Les recherches portant sur la socialisation professionnelle des enseignants montrent à l’évidence que l’entrée dans la carrière est une étape déterminante (Zeichner et Gore, 1990). Le débutant doit se construire une représentation adéquate et fonctionnelle de son environnement de travail et ce, non plus à partir du point de vue d’un élève (qu’il a été) mais à partir de celui d’un enseignant (qu’il est maintenant). En ce sens, l’insertion professionnelle est un véritable processus de transformation identitaire (Martineau et Corriveau, 2000). Dans ce processus, il n’est pas rare que le nouvel enseignant se sente bousculé dans ses croyances construites depuis son entrée à la maternelle jusqu’à sa sortie de l’université (Wideen, Mayer-Smith, Moon, 1998). Persuadé de pouvoir s’adapter rapidement à son nouvel emploi, il déchante souvent très rapidement.
Les premières années dans la profession exercent ainsi une influence considérable sur la suite de la carrière. Dans les cas les plus dramatiques, des débuts difficiles peuvent conduire le nouvel enseignant à abandonner complètement l’enseignement. À l’inverse, s’insérer dans un contexte de travail agréable et stimulant accroît très souvent le désir d’engagement professionnel. «Les débuts dans l’enseignement jettent les bases de la dynamique motivationnelle qui animera l’enseignant» (Raymond, 2001, p. 23). Par ailleurs, les premières expériences de travail en milieu scolaire fournissent une large part des matériaux qui constituent la base de connaissances pédagogiques personnelles. En ce sens, la période d’insertion au travail n’est pas sans exercer une influence sur le développement professionnel ultérieur du praticien (Huberman, 1989). Ajoutons à cela que cette période de la carrière se fait la plupart du temps sous le sceau d’une précarité d’emploi qui peut parfois se prolonger durant plusieurs années (Mukamurera, 1999). Cette situation n’est pas sans entraîner toute sorte de désagréments : plusieurs préparations de cours différentes; prise en charge de classes dans différents niveaux; contrat signé à la dernière minute laissant peu de temps pour se préparer; multiple changements de lieu de travail, etc. Dans ces conditions la constitution de la base de connaissances pédagogiques personnelles devient plus ardue. Par exemple, chaque nouveau contrat peut être l’occasion d’un recommencement «à neuf» où le débutant vit plus profondément que l’enseignant régulier la remise en cause de ses connaissances et de ses compétences. Pas étonnant que, dans ces conditions, de trop nombreux enseignants à l’aube de leur carrière se sentent littéralement dépassés par la tâche à accomplir.

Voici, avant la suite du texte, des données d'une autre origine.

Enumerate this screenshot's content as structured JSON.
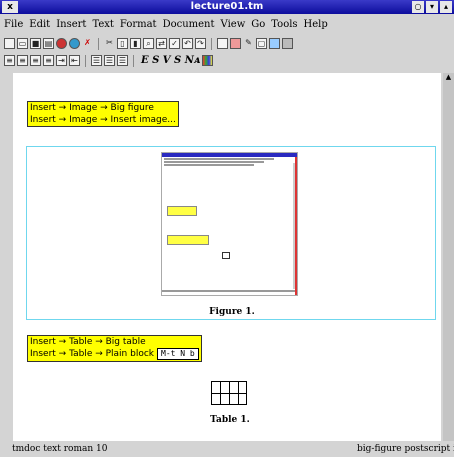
{
  "window": {
    "title": "lecture01.tm",
    "close_label": "x"
  },
  "menu": [
    "File",
    "Edit",
    "Insert",
    "Text",
    "Format",
    "Document",
    "View",
    "Go",
    "Tools",
    "Help"
  ],
  "toolbar1_icons": [
    "new-icon",
    "open-icon",
    "save-icon",
    "print-icon",
    "globe-icon",
    "globe-icon",
    "close-icon",
    "cut-icon",
    "copy-icon",
    "paste-icon",
    "search-icon",
    "replace-icon",
    "spell-icon",
    "undo-icon",
    "redo-icon",
    "rectangle-icon",
    "image-icon",
    "pen-icon",
    "screen-icon",
    "settings-icon",
    "table-icon"
  ],
  "toolbar2_icons": [
    "align-left-icon",
    "align-center-icon",
    "align-right-icon",
    "justify-icon",
    "indent-icon",
    "outdent-icon",
    "bullet-list-icon",
    "numbered-list-icon",
    "description-list-icon"
  ],
  "toolbar2_text": "E S V S Nᴀ",
  "doc": {
    "image_box": {
      "line1": "Insert → Image → Big figure",
      "line2": "Insert → Image → Insert image..."
    },
    "figure_caption": "Figure 1.",
    "table_box": {
      "line1": "Insert → Table → Big table",
      "line2": "Insert → Table → Plain block",
      "shortcut": "M-t N b"
    },
    "table_caption": "Table 1."
  },
  "status": {
    "left": "tmdoc text roman 10",
    "right": "big-figure postscript imag"
  },
  "colors": {
    "titlebar": "#0c0c9c",
    "highlight": "#ffff00",
    "figure_border": "#6fd7ee"
  }
}
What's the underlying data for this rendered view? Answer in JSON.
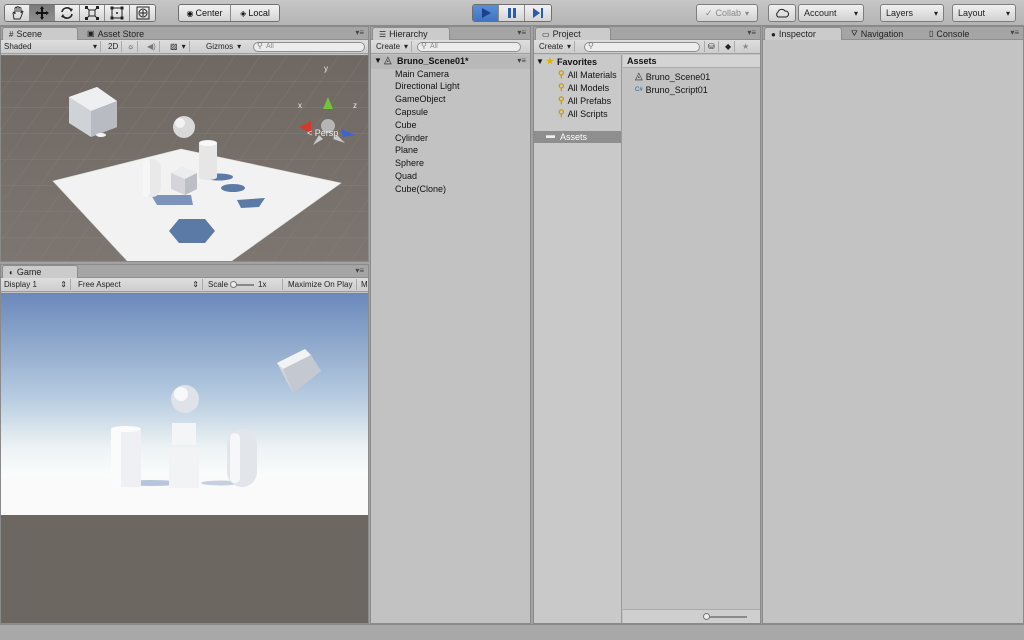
{
  "toolbar": {
    "tools": [
      "hand-tool",
      "move-tool",
      "rotate-tool",
      "scale-tool",
      "rect-tool",
      "transform-tool"
    ],
    "pivot_label": "Center",
    "space_label": "Local",
    "collab_label": "Collab",
    "account_label": "Account",
    "layers_label": "Layers",
    "layout_label": "Layout"
  },
  "scene": {
    "tab_label": "Scene",
    "asset_store_label": "Asset Store",
    "shading_mode": "Shaded",
    "mode_2d": "2D",
    "gizmos_label": "Gizmos",
    "search_placeholder": "All",
    "persp_label": "Persp",
    "axis": {
      "x": "x",
      "y": "y",
      "z": "z"
    }
  },
  "game": {
    "tab_label": "Game",
    "display": "Display 1",
    "aspect": "Free Aspect",
    "scale_label": "Scale",
    "scale_value": "1x",
    "maximize_label": "Maximize On Play",
    "more_label": "M"
  },
  "hierarchy": {
    "tab_label": "Hierarchy",
    "create_label": "Create",
    "search_placeholder": "All",
    "scene_name": "Bruno_Scene01*",
    "items": [
      "Main Camera",
      "Directional Light",
      "GameObject",
      "Capsule",
      "Cube",
      "Cylinder",
      "Plane",
      "Sphere",
      "Quad",
      "Cube(Clone)"
    ]
  },
  "project": {
    "tab_label": "Project",
    "create_label": "Create",
    "favorites_label": "Favorites",
    "favorites": [
      "All Materials",
      "All Models",
      "All Prefabs",
      "All Scripts"
    ],
    "assets_folder": "Assets",
    "assets_header": "Assets",
    "assets": [
      {
        "name": "Bruno_Scene01",
        "icon": "unity-scene-icon"
      },
      {
        "name": "Bruno_Script01",
        "icon": "csharp-script-icon"
      }
    ]
  },
  "inspector": {
    "tab_label": "Inspector",
    "navigation_label": "Navigation",
    "console_label": "Console"
  },
  "colors": {
    "play_active": "#3f74c0",
    "selection": "#8e8e8e"
  }
}
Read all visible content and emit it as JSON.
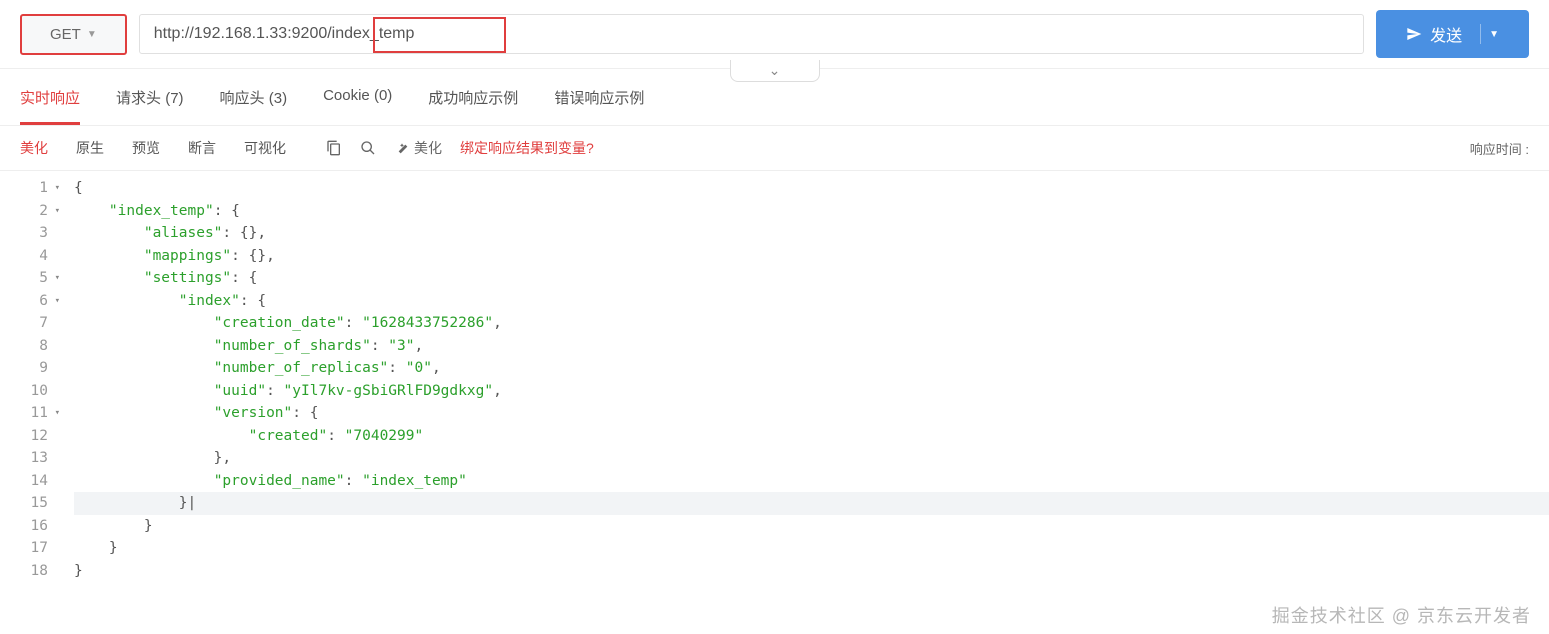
{
  "request": {
    "method": "GET",
    "url": "http://192.168.1.33:9200/index_temp"
  },
  "send_button": "发送",
  "main_tabs": [
    {
      "label": "实时响应",
      "count": ""
    },
    {
      "label": "请求头",
      "count": "(7)"
    },
    {
      "label": "响应头",
      "count": "(3)"
    },
    {
      "label": "Cookie",
      "count": "(0)"
    },
    {
      "label": "成功响应示例",
      "count": ""
    },
    {
      "label": "错误响应示例",
      "count": ""
    }
  ],
  "sub_tabs": [
    "美化",
    "原生",
    "预览",
    "断言",
    "可视化"
  ],
  "toolbar": {
    "beautify": "美化",
    "bind_vars": "绑定响应结果到变量?"
  },
  "response_time_label": "响应时间 :",
  "code": {
    "line_numbers": [
      "1",
      "2",
      "3",
      "4",
      "5",
      "6",
      "7",
      "8",
      "9",
      "10",
      "11",
      "12",
      "13",
      "14",
      "15",
      "16",
      "17",
      "18"
    ],
    "fold_lines": [
      1,
      2,
      5,
      6,
      11
    ],
    "lines": [
      "{",
      "    \"index_temp\": {",
      "        \"aliases\": {},",
      "        \"mappings\": {},",
      "        \"settings\": {",
      "            \"index\": {",
      "                \"creation_date\": \"1628433752286\",",
      "                \"number_of_shards\": \"3\",",
      "                \"number_of_replicas\": \"0\",",
      "                \"uuid\": \"yIl7kv-gSbiGRlFD9gdkxg\",",
      "                \"version\": {",
      "                    \"created\": \"7040299\"",
      "                },",
      "                \"provided_name\": \"index_temp\"",
      "            }|",
      "        }",
      "    }",
      "}"
    ]
  },
  "watermark": "掘金技术社区 @ 京东云开发者"
}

1.2 SUR LE SENTIMENT D’INCOMPÉTENCE PÉDAGOGIQUE
Le débat actuel sur la professionnalisation de l’enseignement pose, entre autres, que l’enseignant possède une certaine autonomie professionnelle et dispose de compétences pédagogiques (Gauthier et al., 1997). Cette autonomie et ces compétences doivent dans la pratique être mobilisées afin de produire un effet sur les apprentissages et la socialisation des élèves : l’effet enseignant (Felouzis, 1997). Par conséquent, il semble légitime de poser la question de la responsabilité de l’enseignant en regard de l’apprentissage et de la socialisation des élèves. Si l’école, en tant qu’institution, ne peut éviter de poser cette question, il va sans dire que, tôt ou tard, cette interrogation, les enseignants se la posent eux-mêmes.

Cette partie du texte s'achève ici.